The present study deals with the development and characterization of self-nanoemulsifying drug delivery system (SNEDDS) to improve the oral bioavailability of poorly soluble third generation calcium channel blocker lercanidipine (LER). Solubility of the LER was estimated in various oils, cosurfactants and surfactants which were grouped into two different combinations to construct pseudoternary phase diagrams. Various thermodynamic stability and dispersibility tests were performed on the formulations from phase diagram. After constructing phase diagram of two different combinations NL-I and NL-II, the effect of cosurfactants on the nanoemulsifying area was studied and the effect of number and length of hydrophobic alkyl chains of cosurfactant in its emulsification capacity was proved. Percentage transmittance, emulsification time, viscosity and droplet size analysis were used to characterize optimized formulations.
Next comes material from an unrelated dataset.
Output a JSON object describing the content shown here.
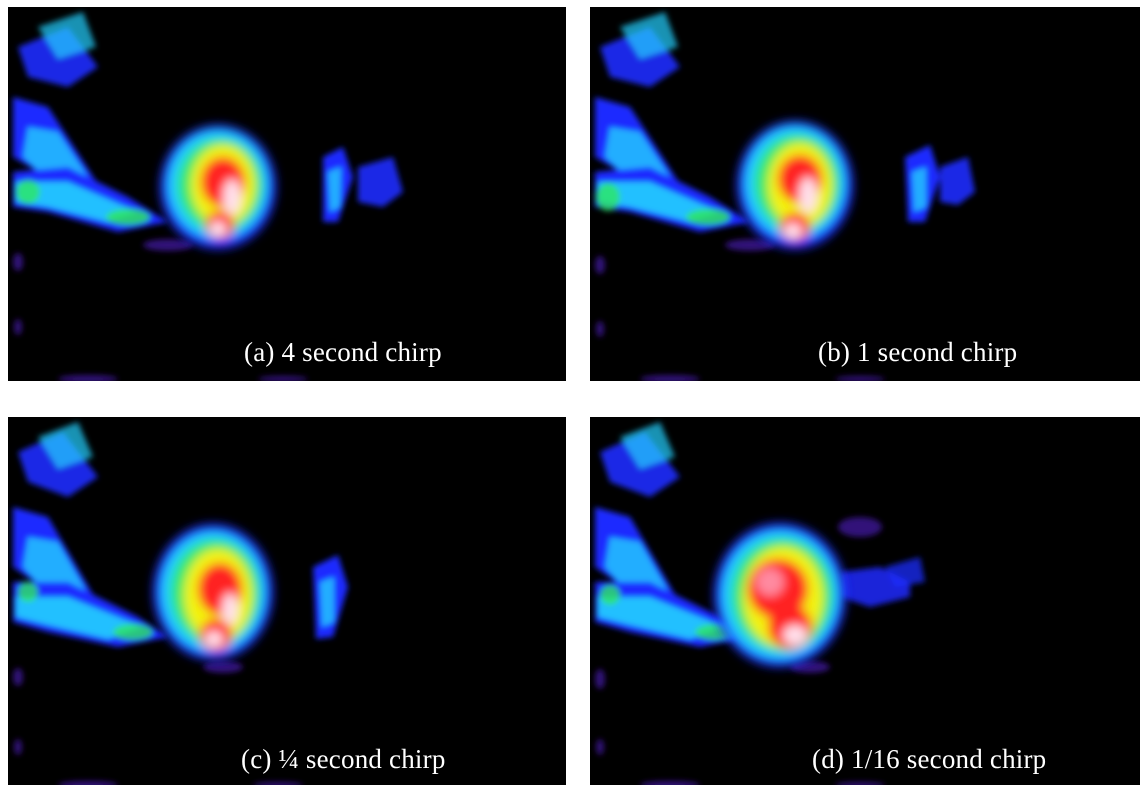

The optimized formulation composed of Cremophor EL (45% wt/wt), (13.5% wt/wt) Caproyl 90 with (1.5% wt/wt) Transcutol® HP as per limits of inactive ingredients guidelines of FDA and Maisine oil (10% wt/wt). The mean droplet size in selected nanocarrier system was 20.01 nm. The in vitro dissolution profile of LER SNEDDS was found significant in comparison to the marketed LER (Zanidip) tablet and pure drug in pH 1.2, 4.5 and 6.8 buffers. Empty hard gelatin capsule shells were filled using Pfizer's Licap technology and charged on stability conditions of 30 °C/65% RH, 40 °C/65%RH and 50 °C/75% in glass bottles where no significant degradation (p>0.05) was observed in 3 months. The results indicate that SNEDDS of LER, owing to nanosized, has potential to enhance the absorption of drug.